Am 29. Juni 1797 wurde nach dem Willen Napoleon Bonapartes und des französischen Direktoriums die Cisalpinische Republik gebildet: Diese umfasste nach der Vereinigung mit der Cispadanischen Republik die heutige Lombardei, einen Teil der Emilia-Romagna sowie die nordwestliche Toskana. Nach der österreichisch-russischen Besetzung von 1799-1800 wurde die Cisalpinische Republik von Bonaparte zurückerobert, am 26. Januar 1802 in die Italienische Republik umgewandelt und 1805 ins Königreich Italien eingegliedert. Der Staat, der ab 1797 ca. 42'500 km2 und 3,24 Mio. Einwohner umfasste, gliederte sich in 20 Departemente von unterschiedlicher Grösse und Bevölkerungsdichte.
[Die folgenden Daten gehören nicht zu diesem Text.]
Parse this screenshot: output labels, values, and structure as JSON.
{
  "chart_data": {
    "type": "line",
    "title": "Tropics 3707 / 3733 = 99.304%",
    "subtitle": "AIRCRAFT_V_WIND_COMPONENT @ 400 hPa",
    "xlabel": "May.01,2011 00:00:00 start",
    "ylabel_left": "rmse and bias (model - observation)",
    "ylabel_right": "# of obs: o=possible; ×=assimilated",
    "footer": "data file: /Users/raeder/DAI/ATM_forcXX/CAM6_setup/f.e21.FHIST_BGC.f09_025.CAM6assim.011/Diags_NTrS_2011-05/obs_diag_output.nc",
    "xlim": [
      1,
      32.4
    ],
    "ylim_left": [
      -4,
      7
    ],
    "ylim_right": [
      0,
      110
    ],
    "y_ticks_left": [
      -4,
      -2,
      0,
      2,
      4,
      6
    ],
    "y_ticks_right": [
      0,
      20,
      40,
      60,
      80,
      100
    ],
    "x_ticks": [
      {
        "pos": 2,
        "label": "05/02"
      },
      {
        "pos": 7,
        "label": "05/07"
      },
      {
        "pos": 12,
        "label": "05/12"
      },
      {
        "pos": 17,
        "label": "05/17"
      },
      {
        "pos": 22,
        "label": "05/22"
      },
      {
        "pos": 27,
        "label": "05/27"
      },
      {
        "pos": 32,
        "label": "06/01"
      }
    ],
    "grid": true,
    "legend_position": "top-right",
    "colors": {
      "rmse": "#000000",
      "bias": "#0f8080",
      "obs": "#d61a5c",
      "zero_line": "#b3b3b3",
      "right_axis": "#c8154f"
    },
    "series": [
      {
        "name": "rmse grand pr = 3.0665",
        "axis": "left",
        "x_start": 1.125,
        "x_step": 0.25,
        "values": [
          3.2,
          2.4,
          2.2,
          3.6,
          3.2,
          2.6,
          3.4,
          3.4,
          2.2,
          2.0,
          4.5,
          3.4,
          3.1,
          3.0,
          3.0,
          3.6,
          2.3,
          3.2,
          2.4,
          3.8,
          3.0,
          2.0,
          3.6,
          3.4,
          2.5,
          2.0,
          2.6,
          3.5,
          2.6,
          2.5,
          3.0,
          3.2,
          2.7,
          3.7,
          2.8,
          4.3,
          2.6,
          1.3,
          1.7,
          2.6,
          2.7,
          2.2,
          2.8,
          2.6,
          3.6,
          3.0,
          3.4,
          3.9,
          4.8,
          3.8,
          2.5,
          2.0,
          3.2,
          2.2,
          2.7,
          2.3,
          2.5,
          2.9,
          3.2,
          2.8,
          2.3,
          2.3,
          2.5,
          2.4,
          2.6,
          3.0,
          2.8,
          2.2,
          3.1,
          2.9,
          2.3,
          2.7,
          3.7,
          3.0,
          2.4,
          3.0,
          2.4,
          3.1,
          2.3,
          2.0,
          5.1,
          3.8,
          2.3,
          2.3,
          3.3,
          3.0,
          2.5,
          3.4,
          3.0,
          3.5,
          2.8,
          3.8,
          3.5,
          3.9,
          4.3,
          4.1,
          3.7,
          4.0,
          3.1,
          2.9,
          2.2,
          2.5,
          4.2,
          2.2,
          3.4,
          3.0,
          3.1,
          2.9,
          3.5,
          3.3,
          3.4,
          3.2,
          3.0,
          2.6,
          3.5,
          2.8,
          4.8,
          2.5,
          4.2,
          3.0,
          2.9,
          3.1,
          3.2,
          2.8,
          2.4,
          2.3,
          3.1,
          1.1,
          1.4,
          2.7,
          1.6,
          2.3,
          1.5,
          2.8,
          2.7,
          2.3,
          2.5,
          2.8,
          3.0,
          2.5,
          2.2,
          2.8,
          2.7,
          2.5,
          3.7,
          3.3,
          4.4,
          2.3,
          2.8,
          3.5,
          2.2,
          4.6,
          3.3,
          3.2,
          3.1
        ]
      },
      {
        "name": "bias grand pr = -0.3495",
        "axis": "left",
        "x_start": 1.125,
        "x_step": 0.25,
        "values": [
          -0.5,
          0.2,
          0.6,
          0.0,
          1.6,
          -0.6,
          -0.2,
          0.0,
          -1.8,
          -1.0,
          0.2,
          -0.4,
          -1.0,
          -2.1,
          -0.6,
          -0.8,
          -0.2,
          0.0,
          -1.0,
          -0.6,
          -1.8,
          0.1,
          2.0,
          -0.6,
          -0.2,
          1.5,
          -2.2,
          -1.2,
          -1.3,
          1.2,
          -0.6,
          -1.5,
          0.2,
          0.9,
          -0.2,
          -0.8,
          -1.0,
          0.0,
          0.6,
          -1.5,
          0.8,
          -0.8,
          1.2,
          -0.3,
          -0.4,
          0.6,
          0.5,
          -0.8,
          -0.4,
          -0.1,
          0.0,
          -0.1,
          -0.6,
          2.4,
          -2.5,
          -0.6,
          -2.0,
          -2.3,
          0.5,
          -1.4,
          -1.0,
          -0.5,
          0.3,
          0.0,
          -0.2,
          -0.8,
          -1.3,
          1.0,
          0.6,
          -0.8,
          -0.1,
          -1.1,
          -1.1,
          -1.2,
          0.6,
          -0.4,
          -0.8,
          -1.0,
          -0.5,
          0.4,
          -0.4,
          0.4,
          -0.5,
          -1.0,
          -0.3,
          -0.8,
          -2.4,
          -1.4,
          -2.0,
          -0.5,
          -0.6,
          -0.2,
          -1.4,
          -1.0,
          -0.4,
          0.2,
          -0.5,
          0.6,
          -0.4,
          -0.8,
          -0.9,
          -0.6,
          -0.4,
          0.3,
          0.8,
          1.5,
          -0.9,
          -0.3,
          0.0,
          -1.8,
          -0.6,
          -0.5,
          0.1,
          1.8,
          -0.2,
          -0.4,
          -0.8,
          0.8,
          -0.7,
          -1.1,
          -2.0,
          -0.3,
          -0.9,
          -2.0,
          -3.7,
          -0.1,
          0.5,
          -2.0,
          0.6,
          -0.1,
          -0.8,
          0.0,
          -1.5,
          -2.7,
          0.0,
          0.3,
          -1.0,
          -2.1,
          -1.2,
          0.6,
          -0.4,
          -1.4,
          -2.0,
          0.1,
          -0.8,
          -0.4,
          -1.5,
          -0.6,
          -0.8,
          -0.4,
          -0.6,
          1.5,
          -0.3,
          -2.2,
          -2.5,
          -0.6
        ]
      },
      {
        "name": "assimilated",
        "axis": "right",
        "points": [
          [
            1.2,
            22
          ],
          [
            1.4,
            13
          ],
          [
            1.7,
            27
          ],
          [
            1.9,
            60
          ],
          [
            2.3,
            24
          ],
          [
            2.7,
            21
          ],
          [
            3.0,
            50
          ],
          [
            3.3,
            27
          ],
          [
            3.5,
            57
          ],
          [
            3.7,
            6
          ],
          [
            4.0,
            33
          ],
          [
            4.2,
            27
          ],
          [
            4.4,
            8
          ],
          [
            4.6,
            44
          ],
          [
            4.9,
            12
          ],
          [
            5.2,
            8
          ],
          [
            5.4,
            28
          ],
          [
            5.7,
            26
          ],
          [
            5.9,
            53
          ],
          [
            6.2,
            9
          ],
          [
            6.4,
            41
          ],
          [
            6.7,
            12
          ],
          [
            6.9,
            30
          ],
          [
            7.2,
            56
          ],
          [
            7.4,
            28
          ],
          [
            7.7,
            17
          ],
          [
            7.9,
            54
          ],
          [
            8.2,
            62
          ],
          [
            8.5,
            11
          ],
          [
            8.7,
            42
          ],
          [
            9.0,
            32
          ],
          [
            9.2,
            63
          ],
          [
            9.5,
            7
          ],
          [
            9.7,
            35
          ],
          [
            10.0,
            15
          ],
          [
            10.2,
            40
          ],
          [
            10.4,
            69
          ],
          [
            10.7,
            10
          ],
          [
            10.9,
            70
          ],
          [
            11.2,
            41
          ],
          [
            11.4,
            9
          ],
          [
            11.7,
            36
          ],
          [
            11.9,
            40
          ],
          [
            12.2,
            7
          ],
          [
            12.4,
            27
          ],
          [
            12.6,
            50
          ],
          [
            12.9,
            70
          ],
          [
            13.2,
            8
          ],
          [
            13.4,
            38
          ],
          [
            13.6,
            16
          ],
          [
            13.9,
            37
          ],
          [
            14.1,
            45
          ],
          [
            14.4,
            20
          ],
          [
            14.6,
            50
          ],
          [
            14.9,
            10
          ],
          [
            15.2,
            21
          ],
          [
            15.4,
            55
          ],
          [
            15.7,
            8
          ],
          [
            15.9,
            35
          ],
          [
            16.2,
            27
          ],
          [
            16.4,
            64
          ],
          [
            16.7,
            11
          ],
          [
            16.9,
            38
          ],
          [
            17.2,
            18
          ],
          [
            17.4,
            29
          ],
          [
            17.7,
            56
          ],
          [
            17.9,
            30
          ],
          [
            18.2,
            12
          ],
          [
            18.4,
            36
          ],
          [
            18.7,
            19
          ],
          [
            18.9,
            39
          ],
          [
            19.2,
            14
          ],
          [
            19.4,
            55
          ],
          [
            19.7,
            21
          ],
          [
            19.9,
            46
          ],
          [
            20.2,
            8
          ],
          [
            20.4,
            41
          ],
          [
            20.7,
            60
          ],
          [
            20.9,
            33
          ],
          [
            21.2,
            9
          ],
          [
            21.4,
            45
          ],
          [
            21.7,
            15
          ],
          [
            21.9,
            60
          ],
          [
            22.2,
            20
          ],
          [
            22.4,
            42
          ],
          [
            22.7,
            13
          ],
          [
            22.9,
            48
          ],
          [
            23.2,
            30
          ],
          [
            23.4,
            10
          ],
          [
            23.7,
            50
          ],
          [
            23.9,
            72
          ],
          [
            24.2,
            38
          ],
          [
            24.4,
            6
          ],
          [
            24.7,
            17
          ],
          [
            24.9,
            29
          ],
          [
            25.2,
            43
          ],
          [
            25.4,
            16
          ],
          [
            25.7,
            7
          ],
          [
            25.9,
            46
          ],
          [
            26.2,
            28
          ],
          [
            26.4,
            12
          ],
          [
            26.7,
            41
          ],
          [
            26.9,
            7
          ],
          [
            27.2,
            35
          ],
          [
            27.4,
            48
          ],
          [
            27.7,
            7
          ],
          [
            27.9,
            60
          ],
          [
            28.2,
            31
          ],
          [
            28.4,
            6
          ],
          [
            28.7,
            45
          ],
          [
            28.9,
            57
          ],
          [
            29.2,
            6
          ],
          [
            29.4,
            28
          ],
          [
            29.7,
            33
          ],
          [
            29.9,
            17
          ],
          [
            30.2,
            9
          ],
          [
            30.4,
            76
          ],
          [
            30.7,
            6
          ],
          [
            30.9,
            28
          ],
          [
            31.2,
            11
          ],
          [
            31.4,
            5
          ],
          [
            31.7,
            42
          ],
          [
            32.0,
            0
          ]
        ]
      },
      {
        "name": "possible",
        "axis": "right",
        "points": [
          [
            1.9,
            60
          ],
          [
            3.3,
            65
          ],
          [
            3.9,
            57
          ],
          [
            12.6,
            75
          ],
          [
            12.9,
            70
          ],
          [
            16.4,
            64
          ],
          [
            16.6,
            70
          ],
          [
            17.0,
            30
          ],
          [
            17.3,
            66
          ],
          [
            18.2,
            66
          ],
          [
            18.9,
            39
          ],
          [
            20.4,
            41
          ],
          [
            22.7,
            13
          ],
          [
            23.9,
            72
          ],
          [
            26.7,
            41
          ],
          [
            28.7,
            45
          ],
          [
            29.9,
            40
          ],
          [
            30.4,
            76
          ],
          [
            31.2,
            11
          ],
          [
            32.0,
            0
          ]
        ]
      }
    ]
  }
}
Neben der bevölkerungsreichen Hauptstadt Mailand mit rund 124'000 Einwohnern (1765) stellten Bologna und Ferrara die wichtigsten Städte dar. Trotz der ständigen Plünderungen durch die Besatzer prosperierte die Wirtschaft, die vor allem auf Ackerbau, aber auch auf einer bedeutenden Vieh- und Seidenraupenzucht fusste. Wichtige Rohstoffe waren das Holz aus den Alpenregionen und der Marmor der Apenninen. Ein gut organisiertes traditionelles Handwerk, eine wachsende Seidenindustrie und ein sehr lebhafter Handel ergänzten die Wirtschaft der Cisalpinischen Republik.

Nach der Auflösung der österreichischen Verwaltungsstrukturen schuf Bonaparte eine provisorische Militäragentur, die vor allem dem Einzug der Kriegskontributionen diente. Im August 1796 wurde die Generaladministration der Lombardei mit einem Direktorium von fünf Ministern (Exekutive) und einer Legislative von 240 Mitgliedern eingerichtet; die höchste Staatsgewalt blieb jedoch beim französischen Oberbefehlshaber (Bonaparte) in der Lombardei. Am 8. Juli 1797 wurde die Cisalpinische Verfassung erlassen, eine bürgerliche Rechtsordnung nach dem Vorbild der französischen Verfassung von 1795. An die Spitze des lombardischen Direktoriums wurden lokale Politiker wie der Herzog Gian Galeazzo Serbelloni und Francesco Melzi d'Eril gestellt; zum Parlament zählten auch Gelehrte wie Pietro Verri und Giuseppe Parini oder Wissenschaftler wie Alessandro Volta.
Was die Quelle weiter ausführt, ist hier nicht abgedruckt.